Violence risk assessment in psychosis US Medical PG Question 10: A 23-year-old man is brought to the emergency department by the police after attempting to assault a waiter with a broom. The patient states that the FBI has been following him his entire life and that this man was an agent spying on him. The patient has a past medical history of irritable bowel syndrome. His temperature is 98.0°F (36.7°C), blood pressure is 137/68 mmHg, pulse is 110/min, respirations are 15/min, and oxygen saturation is 99% on room air. Physical exam is deferred due to patient combativeness. The patient is given haloperidol and diphenhydramine. The patient is later seen in his room still agitated. Intraosseous access is obtained. Which of the following is the best next step in management?
- A. Complete blood count
- B. Urine toxicology (Correct Answer)
- C. Thyroid stimulating hormone level
- D. Assess for suicidal ideation
- E. Syphilis screening
Violence risk assessment in psychosis Explanation: ***Urine toxicology***
- A definitive diagnosis of **substance-induced psychosis** or **agitation** can be made through a urine toxicology screen, which is crucial given the patient's acute agitated state and paranoid delusions.

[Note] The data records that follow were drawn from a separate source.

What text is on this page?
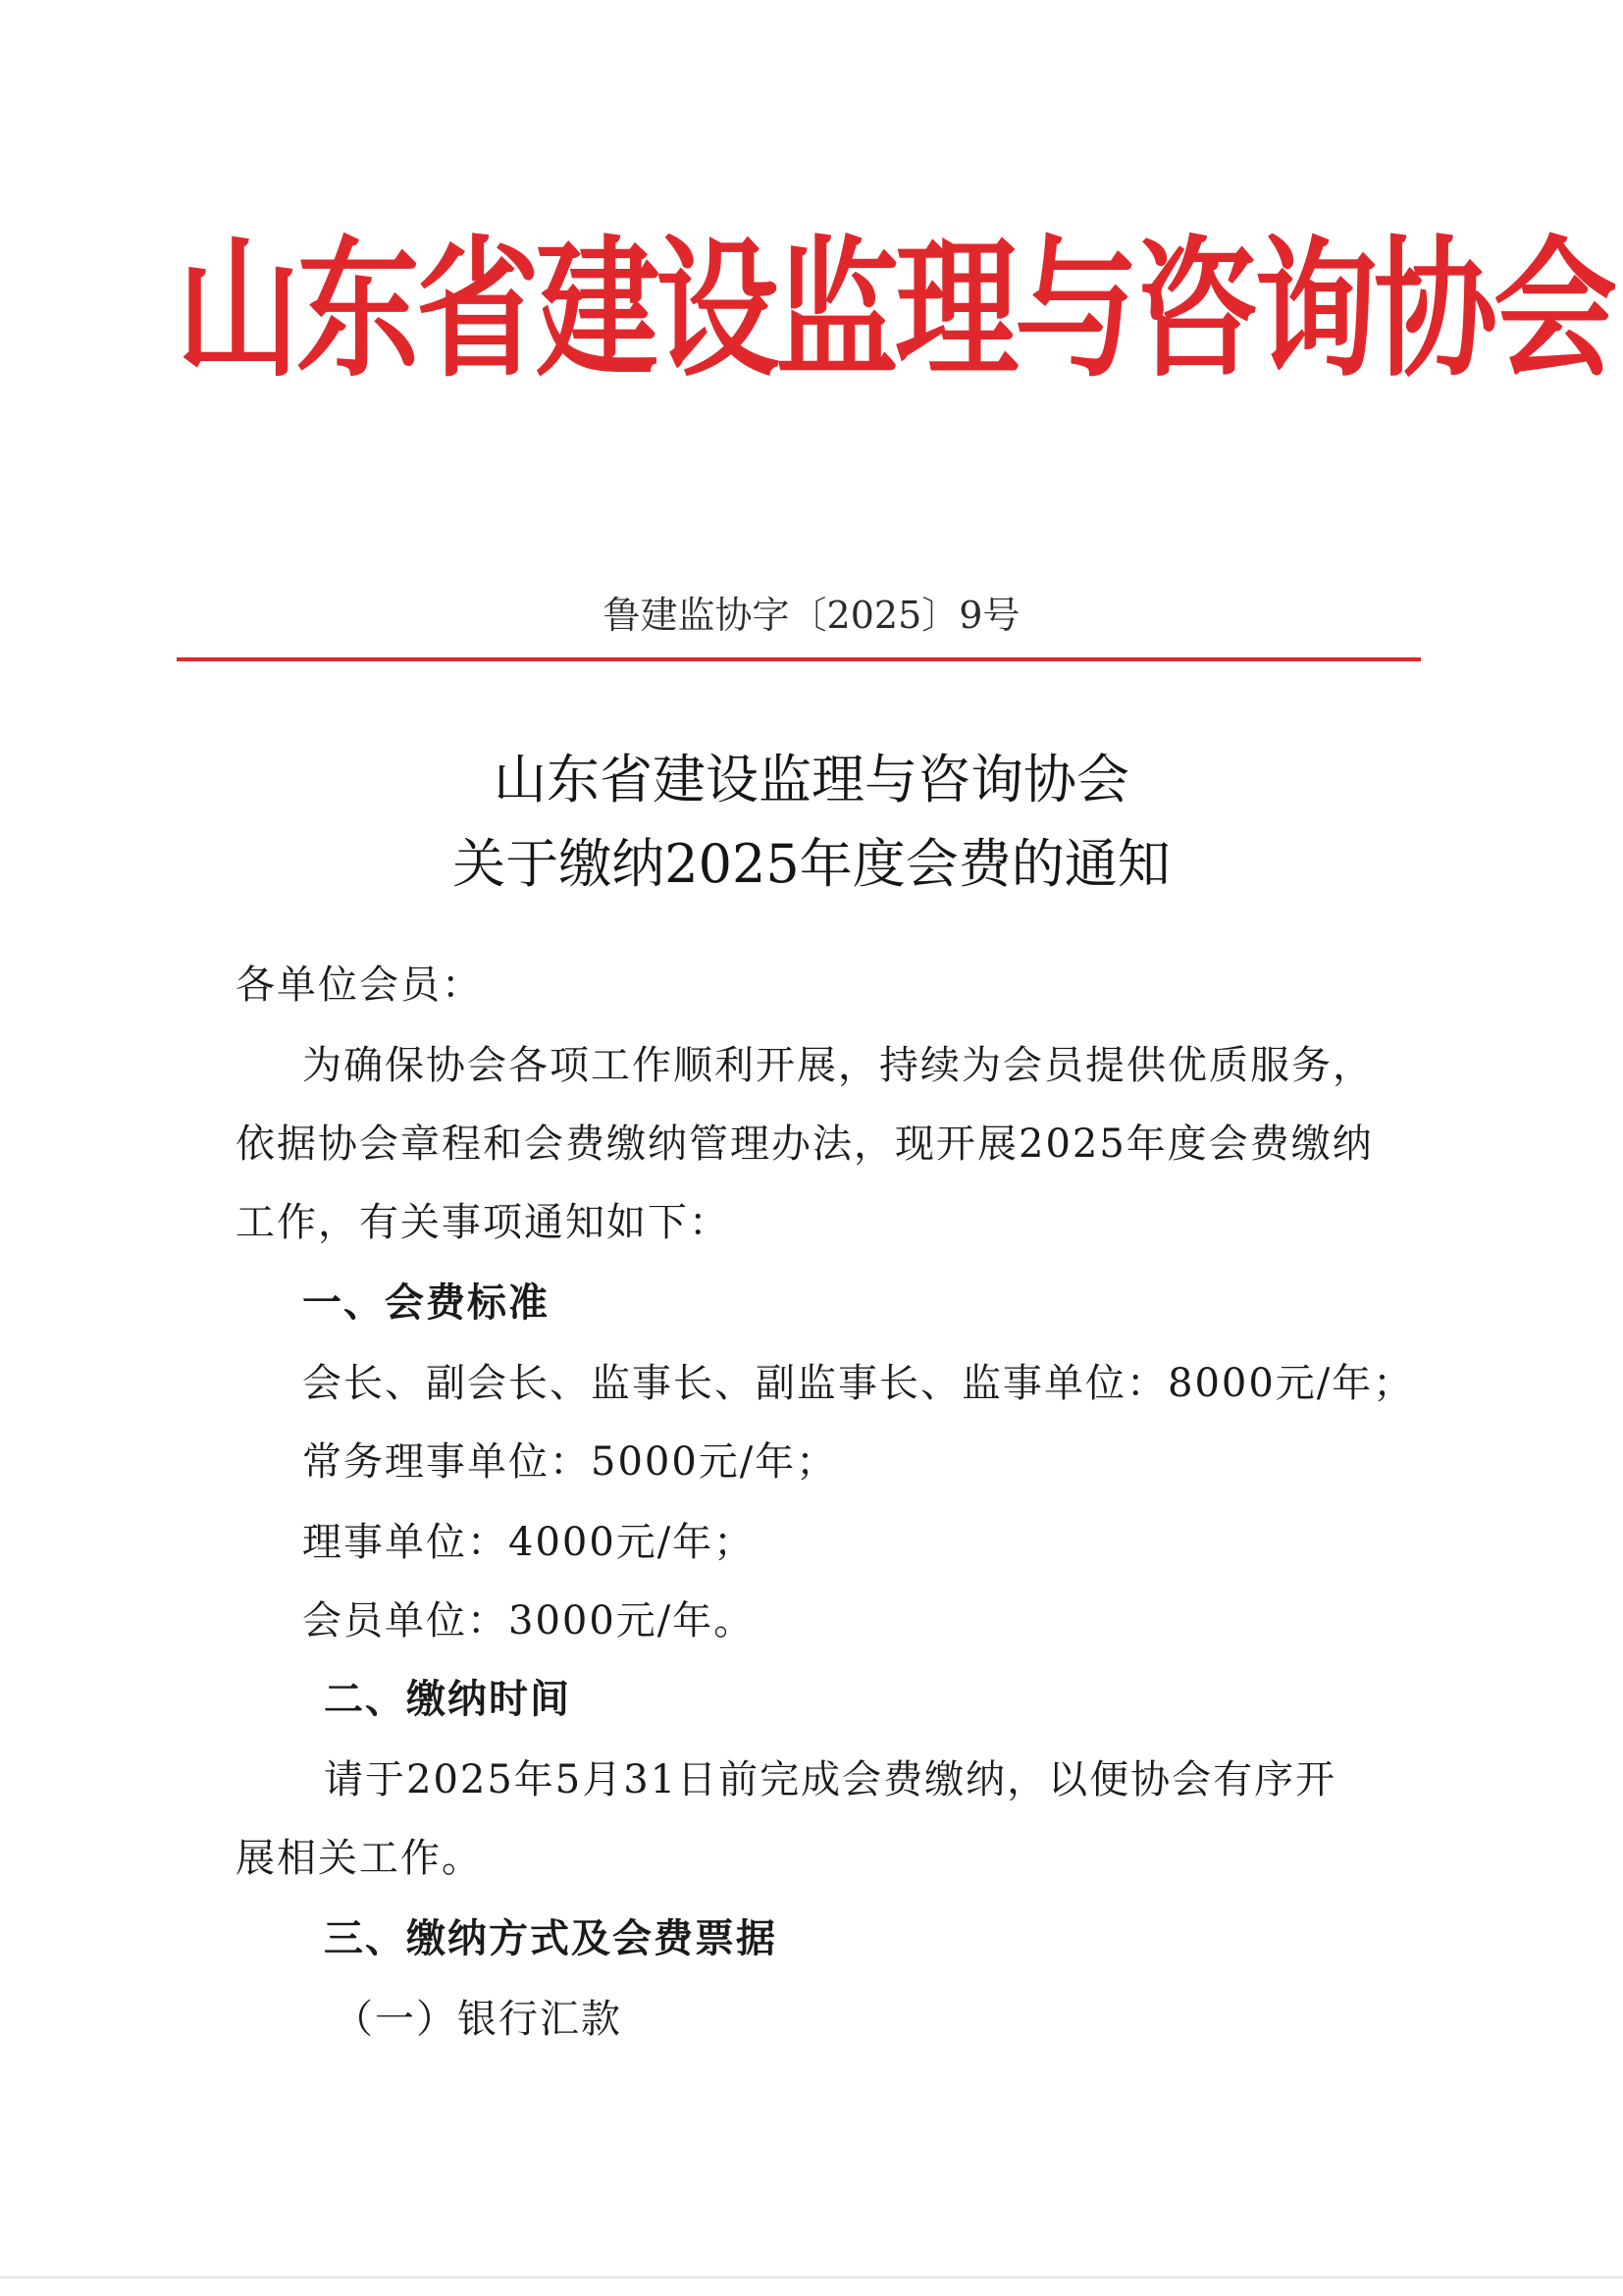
山东省建设监理与咨询协会
鲁建监协字〔2025〕9号
山东省建设监理与咨询协会
关于缴纳2025年度会费的通知
各单位会员：
为确保协会各项工作顺利开展，持续为会员提供优质服务，
依据协会章程和会费缴纳管理办法，现开展2025年度会费缴纳
工作，有关事项通知如下：
一、会费标准
会长、副会长、监事长、副监事长、监事单位：8000元/年；
常务理事单位：5000元/年；
理事单位：4000元/年；
会员单位：3000元/年。
二、缴纳时间
请于2025年5月31日前完成会费缴纳，以便协会有序开
展相关工作。
三、缴纳方式及会费票据
（一）银行汇款
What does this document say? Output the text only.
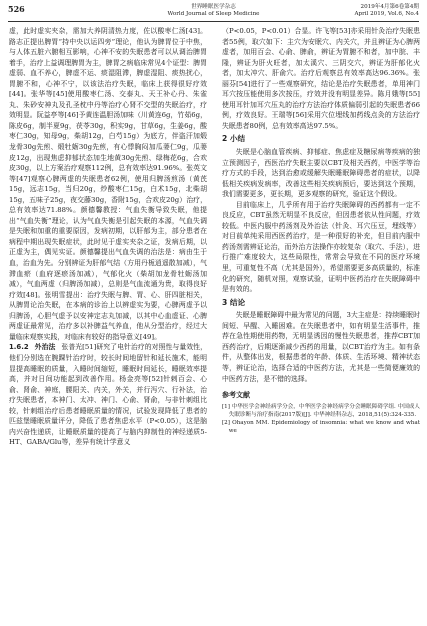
526	世界睡眠医学杂志
World Journal of Sleep Medicine
2019年4月第6卷第4期
April 2019, Vol.6, No.4

虚，此时虚实夹杂，需加大养阴清热力度，佐以酸枣仁汤[43]。路志正提出脾胃“持中央以运四旁”理论，他认为脾胃位于中焦，与人体五脏六腑相互影响，心神不安的失眠患者可以从调治脾胃着手，治疗上益调理脾胃为主，脾胃之病临床常见4个证型：脾胃虚弱、血不养心，脾虚不运、痰湿阻滞，脾虚湿阻、痰热扰心，胃腑不和，心神不宁，以该法治疗失眠，临床上获得很好疗效[44]。张华等[45]使用酸枣仁汤、交泰丸、天王补心丹、朱雀丸、朱砂安神丸及孔圣枕中丹等治疗心肾不交型的失眠治疗，疗效明显。阮益亭等[46]予黄连温胆汤加味（川黄连6g，竹茹6g，陈皮6g，制半夏9g，茯苓30g，积实9g，甘草6g，生姜6g，酸枣仁30g，知母9g，柴胡12g，白芍15g）为底方，伴盗汗加煅龙骨30g先煎、煅牡蛎30g先煎，有心悸胸闷加瓜蒌仁9g，瓜蒌皮12g，出现焦虑抑郁状态加生地黄30g先煎、绿梅花6g，合欢皮30g，以上方案治疗观察112例，总有效率达91.96%。张英文等[47]观察心脾两虚的失眠患者62例，使用归脾汤煎汤（黄芪15g，远志15g，当归20g，炒酸枣仁15g，白术15g，北柴胡15g，五味子25g，夜交藤30g，香附15g，合欢皮20g）治疗，总有效率达71.88%。颜德馨教授：气血失衡导致失眠，他提出“气血失衡”理论，认为气血失衡是引起失眠的本源，气血失调是失眠和加重的重要原因，发病初期，以肝郁为主，部分患者在病程中期出现失眠症状，此时见于虚实夹杂之证，发病后期，以正虚为主，偶见实证。颜德馨提出气血失调的治法是：病由生于血，治血为先。分别辨证为肝郁气结（方用丹栀逍遥散加减），气滞血瘀（血府逐瘀汤加减），气郁化火（柴胡加龙骨牡蛎汤加减），气血两虚（归脾汤加减），总则是气血流通为贵，取得良好疗效[48]。张明雪提出：治疗失眠与脾、胃、心、肝四脏相关，从脾胃论治失眠，在本病的诊治上以辨虚实为要，心脾两虚予以归脾汤，心胆气虚予以安神定志丸加减，以其中心血虚证、心脾两虚证最常见，治疗多以补脾益气养血，他从分型治疗，经过大量临床观察实践，对临床有较好的指导意义[49]。

1.6.2 外治法 张普光[51]研究了电针治疗的对照性与量效性，他们分别选在腕踝针治疗时，较长时间地留针和延长施术，能明显提高睡眠的质量，入睡时间缩短，睡眠时间延长，睡眠效率提高，并对日间功能起到改善作用。杨金亮等[52]针刺百会、心俞、肾俞、神庭，腰阳关、内关，外关，并行泻穴、行补法，治疗失眠患者，本神门、太冲、神门、心俞、肾俞，与非针刺组比较，针刺组治疗后患者睡眠质量的情况，试验发现降低了患者的匹兹堡睡眠质量评分，降低了患者焦虑水平（P<0.05），这是脑内兴奋性递质，让睡眠质量的提高了与脑内抑制性的神经递质5-HT、GABA/Glu等，差异有统计学意义

（P<0.05，P<0.01）合显。许飞等[53]亦采用针灸治疗失眠患者55例，取穴如下：主穴为安眠穴、内关穴，并且辨证为心脾两虚者，加用百会、心俞、脾俞，辨证为胃腑不和者，加中脘、丰隆，辨证为肝火旺者，加太溪穴、三阴交穴，辨证为肝郁化火者，加太冲穴、肝俞穴。治疗后观察总有效率高达96.36%。张丽芬[54]进行了一些观察研究，结论是治疗失眠患者，单用神门耳穴按压能使用多次按压，疗效并没有明显差异。陈月娥等[55]使用耳针加耳穴压丸的治疗方法治疗体质偏弱引起的失眠患者66例，疗效良好。王瑞等[56]采用穴位埋线加药线点灸的方法治疗失眠患者80例，总有效率高达97.5%。

2 小结

失眠是心脑血管疾病、抑郁症、焦虑症及糖尿病等疾病的独立预测因子，西医治疗失眠主要以CBT及相关西药，中医学等治疗方式的手段，达到治愈或缓解失眠睡眠障碍患者的症状，以降低相关疾病发病率，改善这些相关疾病预后，要达到这个预期，我们需要更多，更长期，更多观察的研究，验证这个假设。

目前临床上，几乎所有用于治疗失眠障碍的西药都有一定不良反应，CBT虽然无明显不良反应，但因患者依从性问题，疗效较低。中医内服中药汤剂及外治法（针灸、耳穴压豆，埋线等）对目前单纯采用西医药治疗，是一种很好的补充，但目前内服中药汤剂需辨证论治，而外治方法操作亦较复杂（取穴、手法），进行推广难度较大，这些局限性，常常会导致在不同的医疗环境里，可重复性不高（尤其是国外），希望需要更多高质量的，标准化的研究，随机对照，观察试验，证明中医药治疗在失眠障碍中是有效的。

3 结论

失眠是睡眠障碍中最为常见的问题，3大主症是：持续睡眠时间短、早醒、入睡困难。在失眠患者中，如有明显生活事件，推荐在急性期使用药物，无明显诱因的慢性失眠患者，推荐CBT加西药治疗，后期逐渐减少西药的用量，以CBT治疗为主。如有条件，从整体出发，根据患者的年龄、体质、生活环境、精神状态等，辨证论治，选择合适的中医药方法，尤其是一些简便廉效的中医药方法，是不错的选择。

参考文献
[1] 中华医学会神经病学分会，中华医学会神经病学分会睡眠障碍学组. 中国成人失眠诊断与治疗指南(2017版)[J]. 中华神经科杂志，2018,51(5):324-335.
[2] Ohayon MM. Epidemiology of insomnia: what we know and what we
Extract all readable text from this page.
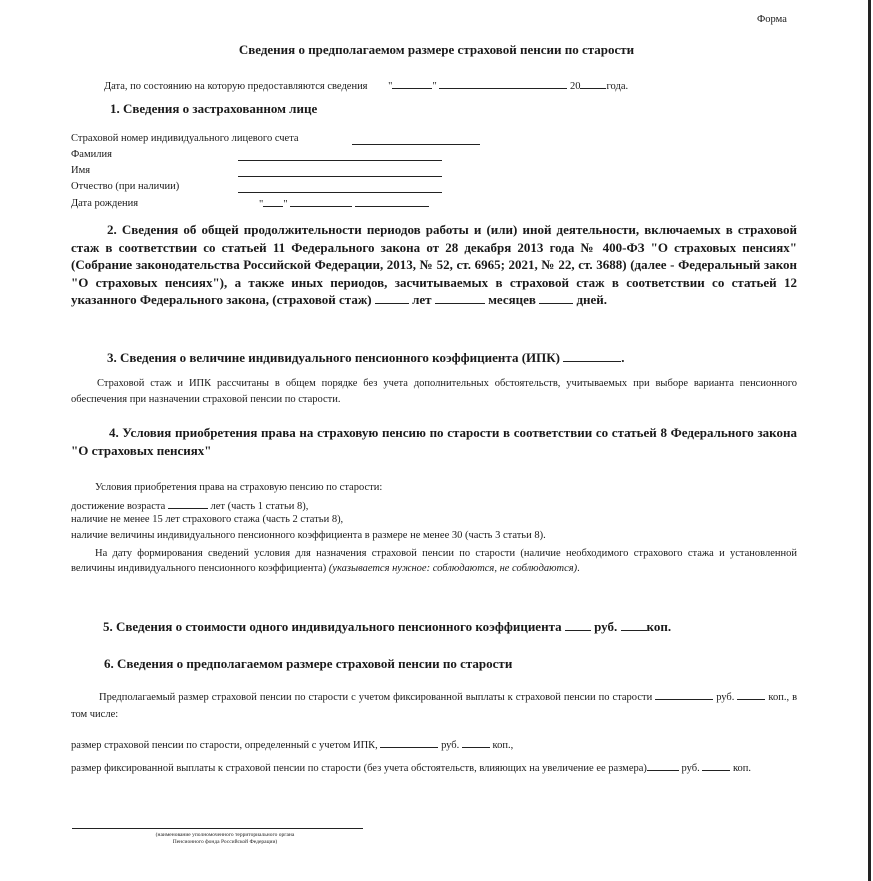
Форма
Сведения о предполагаемом размере страховой пенсии по старости
Дата, по состоянию на которую предоставляются сведения "	"	20 года.
1. Сведения о застрахованном лице
Страховой номер индивидуального лицевого счета
Фамилия
Имя
Отчество (при наличии)
Дата рождения	" "
2. Сведения об общей продолжительности периодов работы и (или) иной деятельности, включаемых в страховой стаж в соответствии со статьей 11 Федерального закона от 28 декабря 2013 года № 400-ФЗ "О страховых пенсиях" (Собрание законодательства Российской Федерации, 2013, № 52, ст. 6965; 2021, № 22, ст. 3688) (далее - Федеральный закон "О страховых пенсиях"), а также иных периодов, засчитываемых в страховой стаж в соответствии со статьей 12 указанного Федерального закона, (страховой стаж)	лет	месяцев	дней.
3. Сведения о величине индивидуального пенсионного коэффициента (ИПК)	.
Страховой стаж и ИПК рассчитаны в общем порядке без учета дополнительных обстоятельств, учитываемых при выборе варианта пенсионного обеспечения при назначении страховой пенсии по старости.
4. Условия приобретения права на страховую пенсию по старости в соответствии со статьей 8 Федерального закона "О страховых пенсиях"
Условия приобретения права на страховую пенсию по старости:
достижение возраста	лет (часть 1 статьи 8),
наличие не менее 15 лет страхового стажа (часть 2 статьи 8),
наличие величины индивидуального пенсионного коэффициента в размере не менее 30 (часть 3 статьи 8).
На дату формирования сведений условия для назначения страховой пенсии по старости (наличие необходимого страхового стажа и установленной величины индивидуального пенсионного коэффициента) (указывается нужное: соблюдаются, не соблюдаются).
5. Сведения о стоимости одного индивидуального пенсионного коэффициента	руб. коп.
6. Сведения о предполагаемом размере страховой пенсии по старости
Предполагаемый размер страховой пенсии по старости с учетом фиксированной выплаты к страховой пенсии по старости	руб.	коп., в том числе:
размер страховой пенсии по старости, определенный с учетом ИПК,	руб.	коп.,
размер фиксированной выплаты к страховой пенсии по старости (без учета обстоятельств, влияющих на увеличение ее размера)	руб.	коп.
(наименование уполномоченного территориального органа
Пенсионного фонда Российской Федерации)
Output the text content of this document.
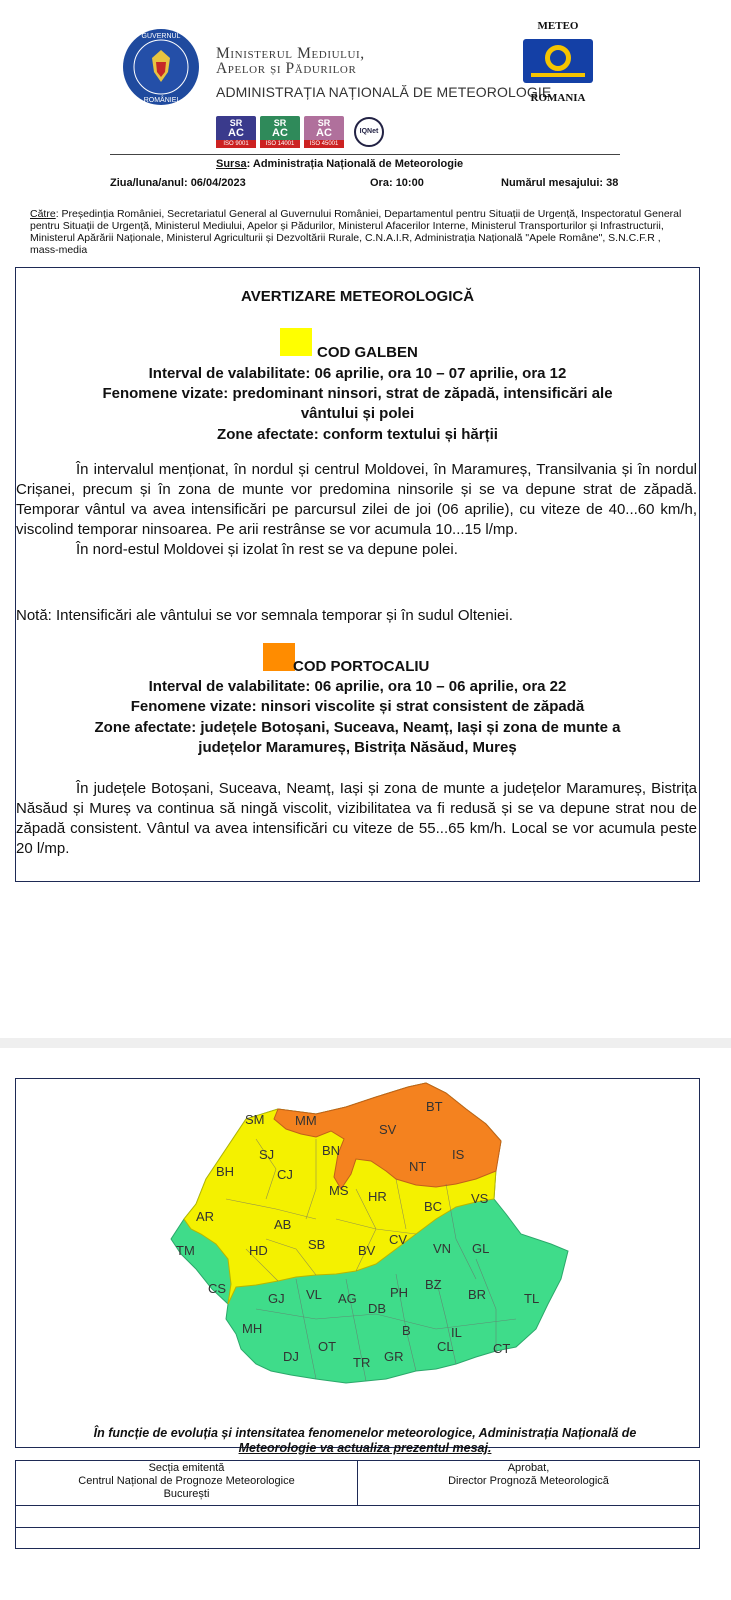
GUVERNUL
ROMÂNIEI
Ministerul Mediului,
Apelor și Pădurilor
ADMINISTRAȚIA NAȚIONALĂ DE METEOROLOGIE
SR
AC
ISO 9001
SR
AC
ISO 14001
SR
AC
ISO 45001
IQNet
METEO
ROMANIA
Sursa: Administrația Națională de Meteorologie
Ziua/luna/anul: 06/04/2023	Ora: 10:00	Numărul mesajului: 38
Către: Președinția României, Secretariatul General al Guvernului României, Departamentul pentru Situații de Urgență, Inspectoratul General pentru Situații de Urgență, Ministerul Mediului, Apelor și Pădurilor, Ministerul Afacerilor Interne, Ministerul Transporturilor și Infrastructurii, Ministerul Apărării Naționale, Ministerul Agriculturii și Dezvoltării Rurale, C.N.A.I.R, Administrația Națională "Apele Române", S.N.C.F.R , mass-media
AVERTIZARE METEOROLOGICĂ
COD GALBEN
Interval de valabilitate: 06 aprilie, ora 10 – 07 aprilie, ora 12
Fenomene vizate: predominant ninsori, strat de zăpadă, intensificări ale
vântului și polei
Zone afectate: conform textului și hărții

În intervalul menționat, în nordul și centrul Moldovei, în Maramureș, Transilvania și în nordul Crișanei, precum și în zona de munte vor predomina ninsorile și se va depune strat de zăpadă. Temporar vântul va avea intensificări pe parcursul zilei de joi (06 aprilie), cu viteze de 40...60 km/h, viscolind temporar ninsoarea. Pe arii restrânse se vor acumula 10...15 l/mp.

În nord-estul Moldovei și izolat în rest se va depune polei.

Notă: Intensificări ale vântului se vor semnala temporar și în sudul Olteniei.
COD PORTOCALIU
Interval de valabilitate: 06 aprilie, ora 10 – 06 aprilie, ora 22
Fenomene vizate: ninsori viscolite și strat consistent de zăpadă
Zone afectate: județele Botoșani, Suceava, Neamț, Iași și zona de munte a
județelor Maramureș, Bistrița Năsăud, Mureș

În județele Botoșani, Suceava, Neamț, Iași și zona de munte a județelor Maramureș, Bistrița Năsăud și Mureș va continua să ningă viscolit, vizibilitatea va fi redusă și se va depune strat nou de zăpadă consistent. Vântul va avea intensificări cu viteze de 55...65 km/h. Local se vor acumula peste 20 l/mp.

SM MM
BT
SV
BN
SJ	IS
BH	CJ
NT
MS HR
BC
VS
AR
AB
TM	HD	SB	CV
VN GL
BV
CS
GJ VL AG	PH
BZ
BR	TL
DB
MH
OT
IL
B
DJ	TR GR
CL	CT
În funcție de evoluția și intensitatea fenomenelor meteorologice, Administrația Națională de
Meteorologie va actualiza prezentul mesaj.
Secția emitentă
Centrul Național de Prognoze Meteorologice
București
Aprobat,
Director Prognoză Meteorologică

- Identification of specific substances helps guide further management, as some intoxicants or withdrawal states require targeted interventions.
*Complete blood count*
- While a CBC assesses for infection or anemia, it is unlikely to reveal the primary cause of acute **agitation** and **paranoid delusions** in this context.
- This diagnostic test would be more relevant if there were signs of infection (e.g., fever, localized pain) or significant blood loss.
*Thyroid stimulating hormone level*
- Although **thyroid dysfunction** can cause psychiatric symptoms, it typically manifests more gradually and rarely presents with such an acute onset of severe **agitation** and **paranoia**.
- Other clinical signs of thyroid dysfunction, such as weight changes or altered energy levels, are also absent.
*Assess for suicidal ideation*
- While important in any psychiatric evaluation, assessing for **suicidal ideation** is a part of mental status examination. Given the patient's current severe agitation and combativeness, obtaining a reliable assessment of suicidal ideation is extremely difficult and secondary to managing the acute behavioral crisis and identifying immediate medical causes.
- The immediate priority is to understand the etiology of his acute behavioral disturbance and ensure safety, before a full psychiatric history can be reliably obtained.
*Syphilis screening*
- **Neurosyphilis** can cause neuropsychiatric symptoms, including psychosis, but it is typically a chronic condition with a more insidious onset.
- In an acutely agitated patient with sudden onset of paranoid delusions, syphilis is a less likely immediate cause compared to substance use.